Dear Dáithí: Is my long-term friendship worth saving if she expects too much?

It does sound like you have been very 'available' to her, maybe too available, and now she doesn’t know what to do
Dear Dáithí: Is my long-term friendship worth saving if she expects too much?

Dáithí Ó Sé, a West Kerry man and Irish television presenter, answers your questions. Picture: Domnick Walsh.

Dear Dáithí, 

I have had a falling out with a friend of many years. She has been going through a lot of different issues recently, for which I have been there for her. I don’t always agree with how she approaches things and sometimes makes things worse as she thinks that she is an exception to the rule.

I have been busy with my own family and prioritising them so may not have been as available as she would like. On a recent visit, she was very cold with me. The conversation was very stilted and just awkward.

We have not been in contact since then and I am reluctant to be the first to reach out as I feel that it is up to her to say if there is an issue or why she is upset with me. I am concerned that we will lose the friendship, but I also don’t feel I deserved to be treated like that. What would you advise?

There is a lot happening here and a lot at stake in one sense. Your friend has been through a lot, and that is always a tough place to be for anyone. From what you’ve said to me, some of it might be her own doing — which has left you as a passenger watching this all unfold in front of your eyes.

If you haven’t agreed with her on things and even if you have told her otherwise, I don’t think she has listened.

As you say, she is the exception to the rules — so what is happening here is that she is playing by her own rules and giving the two fingers to everything else.

She had put herself out on an island alone, well she is alone now as the population has halved recently.

It might seem from the outside that this break in communication might have come suddenly, but I don’t think so. It’s been coming for a long time. This person seems to need you in her life, and you are a very busy person and rightly so putting your family before everything. I’m not too sure she likes this and that is just tough tomatoes for her.

She wants to play this on her terms and by her rules? Sorry, that can’t happen

Yes, you can be there for her. But you have other priorities and I’m not even sure she cares about that.

It does sound like you have been very “available” to her, maybe too available, and now she doesn’t know what to do.

But you can’t blame yourself for being a good friend; can you say that she has been a good friend? Only you can answer that question. What I’m getting at here is that, if you are going to go back as friends with this person, it has to be made very clear that you are not on call 24/7 and that she is a friend — but your family will always come first.

If she has a problem with that, then you know what to do. It might be the wake-up call she needed, who knows?

This is bugging you and therefore you need to do something about it, but first of all that coldness and awkwardness that was there the last time you met was all from her side and was very childish.

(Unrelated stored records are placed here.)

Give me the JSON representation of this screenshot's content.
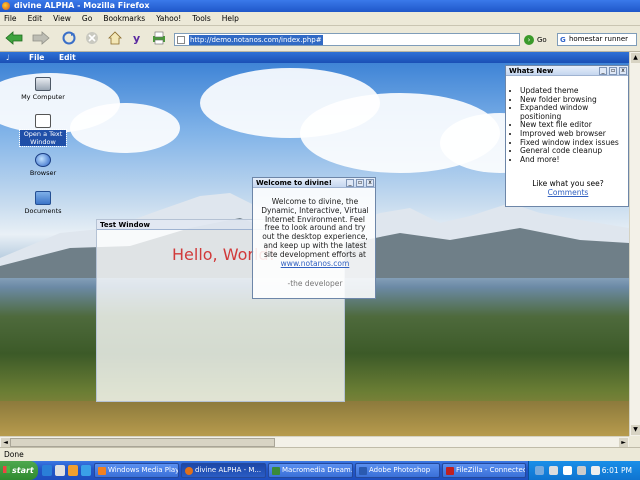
{
  "window": {
    "title": "divine ALPHA - Mozilla Firefox"
  },
  "menu": [
    "File",
    "Edit",
    "View",
    "Go",
    "Bookmarks",
    "Yahoo!",
    "Tools",
    "Help"
  ],
  "address": {
    "url": "http://demo.notanos.com/index.php#"
  },
  "go_label": "Go",
  "search": {
    "value": "homestar runner"
  },
  "app_menu": {
    "logo": "♩",
    "file": "File",
    "edit": "Edit"
  },
  "desktop_icons": [
    {
      "label": "My Computer",
      "icon": "computer-icon"
    },
    {
      "label": "Open a Text Window",
      "icon": "text-window-icon"
    },
    {
      "label": "Browser",
      "icon": "globe-icon"
    },
    {
      "label": "Documents",
      "icon": "folder-icon"
    }
  ],
  "test_window": {
    "title": "Test Window",
    "text": "Hello, World!"
  },
  "welcome_window": {
    "title": "Welcome to divine!",
    "lines": [
      "Welcome to divine, the",
      "Dynamic, Interactive, Virtual",
      "Internet Environment. Feel",
      "free to look around and try",
      "out the desktop experience,",
      "and keep up with the latest",
      "site development efforts at"
    ],
    "link": "www.notanos.com",
    "signature": "-the developer"
  },
  "whats_new": {
    "title": "Whats New",
    "items": [
      "Updated theme",
      "New folder browsing",
      "Expanded window positioning",
      "New text file editor",
      "Improved web browser",
      "Fixed window index issues",
      "General code cleanup",
      "And more!"
    ],
    "question": "Like what you see?",
    "link": "Comments"
  },
  "status": "Done",
  "taskbar": {
    "start": "start",
    "tasks": [
      "Windows Media Player",
      "divine ALPHA - M...",
      "Macromedia Dream...",
      "Adobe Photoshop",
      "FileZilla - Connected..."
    ],
    "clock": "6:01 PM"
  },
  "colors": {
    "accent": "#316ac5",
    "hello": "#d13a3a",
    "link": "#3060c0"
  }
}
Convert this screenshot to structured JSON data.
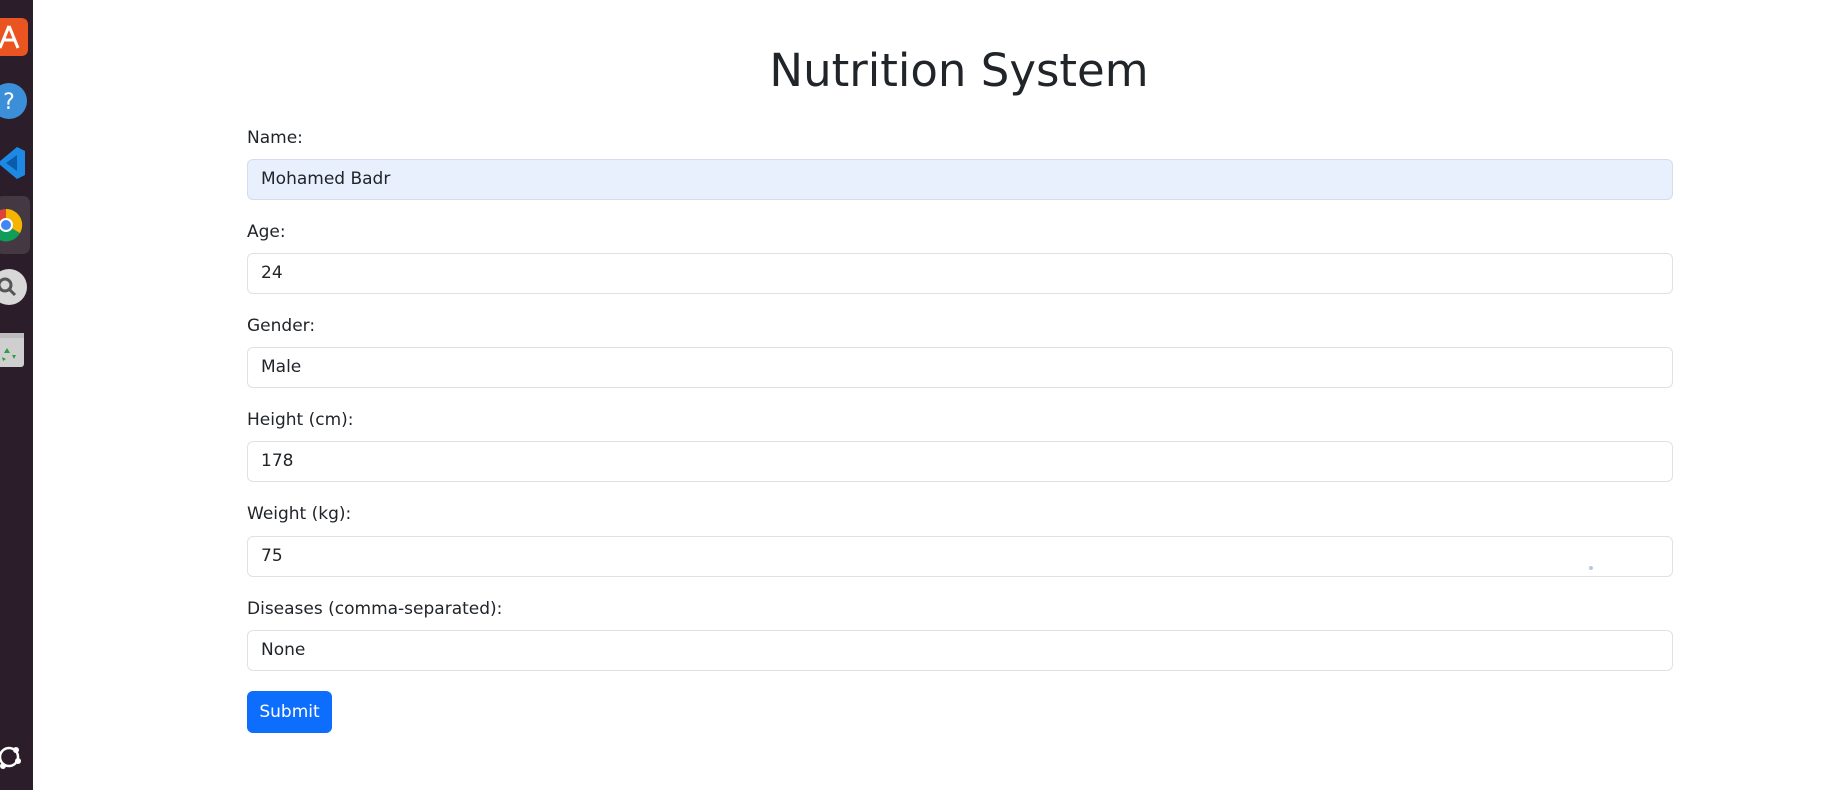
{
  "page": {
    "title": "Nutrition System"
  },
  "form": {
    "name": {
      "label": "Name:",
      "value": "Mohamed Badr"
    },
    "age": {
      "label": "Age:",
      "value": "24"
    },
    "gender": {
      "label": "Gender:",
      "value": "Male"
    },
    "height": {
      "label": "Height (cm):",
      "value": "178"
    },
    "weight": {
      "label": "Weight (kg):",
      "value": "75"
    },
    "diseases": {
      "label": "Diseases (comma-separated):",
      "value": "None"
    },
    "submit_label": "Submit"
  },
  "dock": {
    "items": [
      {
        "icon": "software-center-icon",
        "color": "#e95420"
      },
      {
        "icon": "help-icon",
        "color": "#3b8fd9"
      },
      {
        "icon": "vscode-icon",
        "color": "#1e88e5"
      },
      {
        "icon": "chrome-icon",
        "color": "#db4437"
      },
      {
        "icon": "disk-icon",
        "color": "#d8d8d8"
      },
      {
        "icon": "trash-icon",
        "color": "#cfcfcf"
      },
      {
        "icon": "show-apps-icon",
        "color": "#ffffff"
      }
    ]
  },
  "colors": {
    "primary": "#0d6efd",
    "autofill_bg": "#e8f0fe",
    "dock_bg": "#2b1e2a"
  }
}
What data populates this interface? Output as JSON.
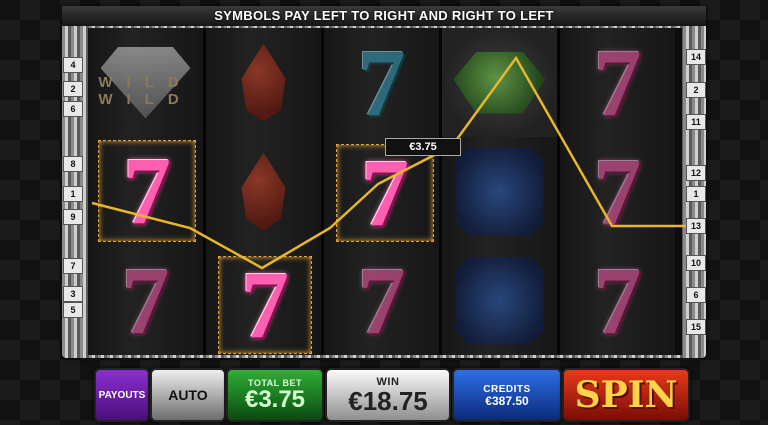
{
  "banner": "SYMBOLS PAY LEFT TO RIGHT AND RIGHT TO LEFT",
  "win_tag": "€3.75",
  "wild_label": "WILD WILD",
  "left_lines": [
    "4",
    "2",
    "6",
    "8",
    "1",
    "9",
    "7",
    "3",
    "5"
  ],
  "right_lines": [
    "14",
    "2",
    "11",
    "12",
    "1",
    "13",
    "10",
    "6",
    "15"
  ],
  "buttons": {
    "payouts": "PAYOUTS",
    "auto": "AUTO",
    "total_bet_label": "TOTAL BET",
    "total_bet_value": "€3.75",
    "win_label": "WIN",
    "win_value": "€18.75",
    "credits_label": "CREDITS",
    "credits_value": "€387.50",
    "spin": "SPIN"
  },
  "symbols": {
    "seven": "7"
  }
}
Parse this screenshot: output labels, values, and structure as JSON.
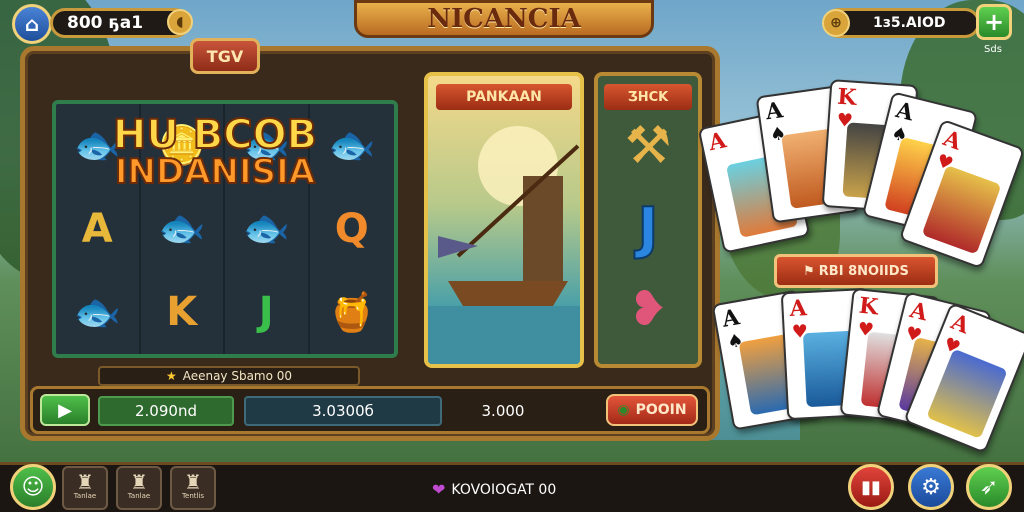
{
  "header": {
    "left_coin_text": "800 ҕа1",
    "title": "NICANCIA",
    "right_balance": "1з5.AIOD",
    "right_sub": "Sds"
  },
  "slot": {
    "badge": "TGV",
    "logo_line1": "HU BCOB",
    "logo_line2": "INDANISIA",
    "jackpot_text": "Aeenay Sbamo 00",
    "reels": [
      [
        "🐟",
        "🪙",
        "🐟",
        "🐟"
      ],
      [
        "A",
        "🐟",
        "🐟",
        "Q"
      ],
      [
        "🐟",
        "K",
        "J",
        "🍯"
      ]
    ],
    "gold_panel_label": "PANKAAN",
    "dark_panel_label": "ƷHCK",
    "dark_panel_symbol": "J"
  },
  "controls": {
    "value1": "2.090nd",
    "value2": "3.0300б",
    "value3": "3.000",
    "spin_label": "POOIN"
  },
  "cards": {
    "banner_text": "RBI 8NOIIDS"
  },
  "footer": {
    "center_text": "KOVOIOGAT 00",
    "nav": [
      {
        "label": "",
        "icon": "home-icon"
      },
      {
        "label": "Tanlae",
        "icon": "chef-icon"
      },
      {
        "label": "Tanlae",
        "icon": "chef-icon"
      },
      {
        "label": "Tentlis",
        "icon": "chef-icon"
      }
    ]
  },
  "colors": {
    "gold": "#c99a3b",
    "red": "#d11a1a",
    "green": "#2a7f2a"
  }
}
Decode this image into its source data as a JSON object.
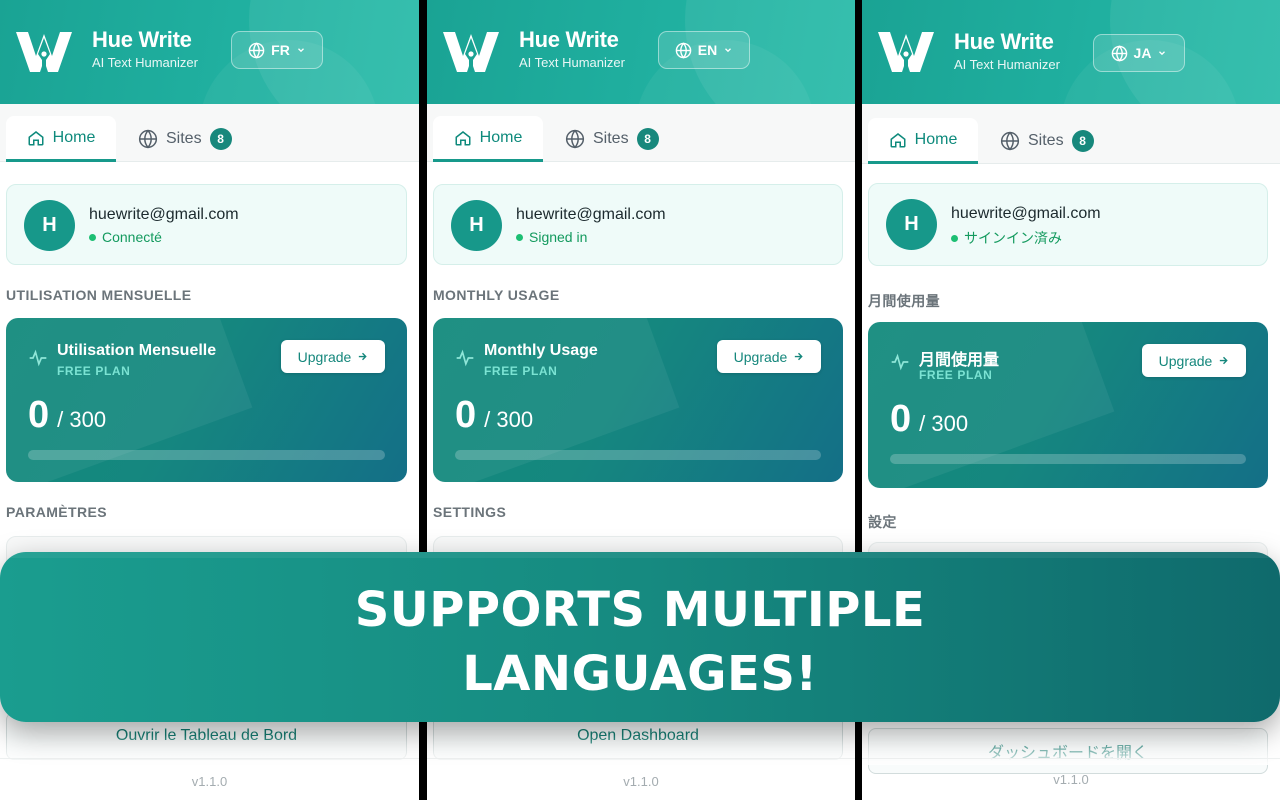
{
  "app": {
    "name": "Hue Write",
    "tagline": "AI Text Humanizer",
    "version": "v1.1.0"
  },
  "colors": {
    "brand": "#1aa394",
    "accent_dark": "#146f87",
    "status_green": "#1cbf73"
  },
  "panels": [
    {
      "lang_code": "FR",
      "tabs": {
        "home": "Home",
        "sites": "Sites",
        "sites_count": "8"
      },
      "account": {
        "avatar_initial": "H",
        "email": "huewrite@gmail.com",
        "status": "Connecté"
      },
      "usage_section_label": "UTILISATION MENSUELLE",
      "usage": {
        "title": "Utilisation Mensuelle",
        "plan": "FREE PLAN",
        "upgrade": "Upgrade",
        "used": "0",
        "limit": "/ 300",
        "progress_fraction": 0
      },
      "settings_section_label": "PARAMÈTRES",
      "dashboard_button": "Ouvrir le Tableau de Bord"
    },
    {
      "lang_code": "EN",
      "tabs": {
        "home": "Home",
        "sites": "Sites",
        "sites_count": "8"
      },
      "account": {
        "avatar_initial": "H",
        "email": "huewrite@gmail.com",
        "status": "Signed in"
      },
      "usage_section_label": "MONTHLY USAGE",
      "usage": {
        "title": "Monthly Usage",
        "plan": "FREE PLAN",
        "upgrade": "Upgrade",
        "used": "0",
        "limit": "/ 300",
        "progress_fraction": 0
      },
      "settings_section_label": "SETTINGS",
      "dashboard_button": "Open Dashboard"
    },
    {
      "lang_code": "JA",
      "tabs": {
        "home": "Home",
        "sites": "Sites",
        "sites_count": "8"
      },
      "account": {
        "avatar_initial": "H",
        "email": "huewrite@gmail.com",
        "status": "サインイン済み"
      },
      "usage_section_label": "月間使用量",
      "usage": {
        "title": "月間使用量",
        "plan": "FREE PLAN",
        "upgrade": "Upgrade",
        "used": "0",
        "limit": "/ 300",
        "progress_fraction": 0
      },
      "settings_section_label": "設定",
      "dashboard_button": "ダッシュボードを開く"
    }
  ],
  "banner": {
    "text": "SUPPORTS MULTIPLE\nLANGUAGES!"
  }
}
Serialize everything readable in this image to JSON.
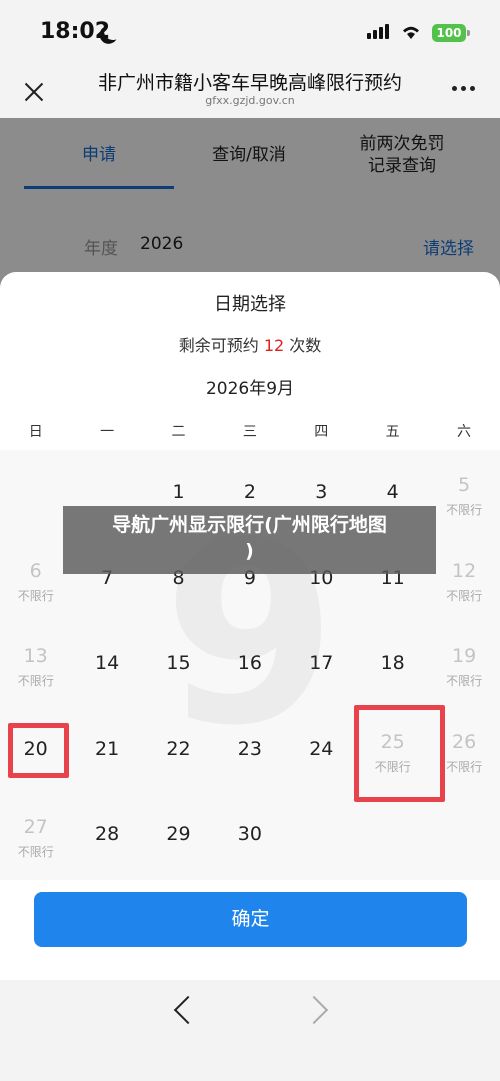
{
  "status_bar": {
    "time": "18:02",
    "battery": "100"
  },
  "nav": {
    "title": "非广州市籍小客车早晚高峰限行预约",
    "subtitle": "gfxx.gzjd.gov.cn"
  },
  "page": {
    "tabs": [
      {
        "label": "申请",
        "active": true
      },
      {
        "label": "查询/取消"
      },
      {
        "label": "前两次免罚\n记录查询"
      }
    ],
    "year_label": "年度",
    "year_value": "2026",
    "year_select": "请选择"
  },
  "sheet": {
    "title": "日期选择",
    "remaining_prefix": "剩余可预约",
    "remaining_count": "12",
    "remaining_suffix": "次数",
    "month": "2026年9月",
    "weekdays": [
      "日",
      "一",
      "二",
      "三",
      "四",
      "五",
      "六"
    ],
    "watermark": "9",
    "days": [
      {
        "num": "1",
        "note": "",
        "disabled": false
      },
      {
        "num": "2",
        "note": "",
        "disabled": false
      },
      {
        "num": "3",
        "note": "",
        "disabled": false
      },
      {
        "num": "4",
        "note": "",
        "disabled": false
      },
      {
        "num": "5",
        "note": "不限行",
        "disabled": true
      },
      {
        "num": "6",
        "note": "不限行",
        "disabled": true
      },
      {
        "num": "7",
        "note": "",
        "disabled": false
      },
      {
        "num": "8",
        "note": "",
        "disabled": false
      },
      {
        "num": "9",
        "note": "",
        "disabled": false
      },
      {
        "num": "10",
        "note": "",
        "disabled": false
      },
      {
        "num": "11",
        "note": "",
        "disabled": false
      },
      {
        "num": "12",
        "note": "不限行",
        "disabled": true
      },
      {
        "num": "13",
        "note": "不限行",
        "disabled": true
      },
      {
        "num": "14",
        "note": "",
        "disabled": false
      },
      {
        "num": "15",
        "note": "",
        "disabled": false
      },
      {
        "num": "16",
        "note": "",
        "disabled": false
      },
      {
        "num": "17",
        "note": "",
        "disabled": false
      },
      {
        "num": "18",
        "note": "",
        "disabled": false
      },
      {
        "num": "19",
        "note": "不限行",
        "disabled": true
      },
      {
        "num": "20",
        "note": "",
        "disabled": false
      },
      {
        "num": "21",
        "note": "",
        "disabled": false
      },
      {
        "num": "22",
        "note": "",
        "disabled": false
      },
      {
        "num": "23",
        "note": "",
        "disabled": false
      },
      {
        "num": "24",
        "note": "",
        "disabled": false
      },
      {
        "num": "25",
        "note": "不限行",
        "disabled": true
      },
      {
        "num": "26",
        "note": "不限行",
        "disabled": true
      },
      {
        "num": "27",
        "note": "不限行",
        "disabled": true
      },
      {
        "num": "28",
        "note": "",
        "disabled": false
      },
      {
        "num": "29",
        "note": "",
        "disabled": false
      },
      {
        "num": "30",
        "note": "",
        "disabled": false
      }
    ],
    "first_weekday_index": 2,
    "highlighted_days": [
      "20",
      "25"
    ],
    "confirm": "确定"
  },
  "caption": "导航广州显示限行(广州限行地图\n)",
  "colors": {
    "accent": "#1a6fd6",
    "highlight": "#e8434d",
    "count": "#e02020"
  }
}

Like, if she has something to say, just spit it out for God’s sake, you are not in primary school!

Take control

The problem here is that she hasn’t anything to give out to you about because you have been always there for her, you have been a good friend, and you are left wondering why she was there with a puss on her and upset with you and it’s you now that’s worrying about the friendship.

This won’t fix by itself, and this is your story now so take control of it.

I would reach out first and be the bigger person, even though she is in the wrong here. You will always get a lot more out of being the bigger person in a situation like this. I’d start with a text, go in soft and judge by the reply if you want to call her or meet her.

Tell her that you were thinking about her and was wondering why things got so weird. No harm in being straight up with it, it will get rid of the fluff.

She might have a reason, and it might all blow over fast or she might be sticking to her guns. 

Time will tell, but I would stick to your own guns

Let her know that your friendship is very important, but your family is No 1 and that is the way it’s going to be. Now you will be delivering this in a nice and polite manner. You are in charge, remember, and you control all of this. These are your rules.

I do get from your letter that you are two very different people, with two very different sets of values in life, and this too could be a crossroads where two people part ways and, if that’s the case, that’s ok too. Don’t be afraid of this path, it happens every day.

There is nothing worst than two people walking the same road only to be on opposite ditches. Life’s too short for this kind of stuff, but it’s very common.

A lot of times people just drift apart and this conversation never happens, and I think it is great that you think it’s worth a shot. This, to me, shows true character in you as a person.

You can only play your part, what comes back at you is 100% on her. Let’s hope that the last few weeks have woken her up to some reality.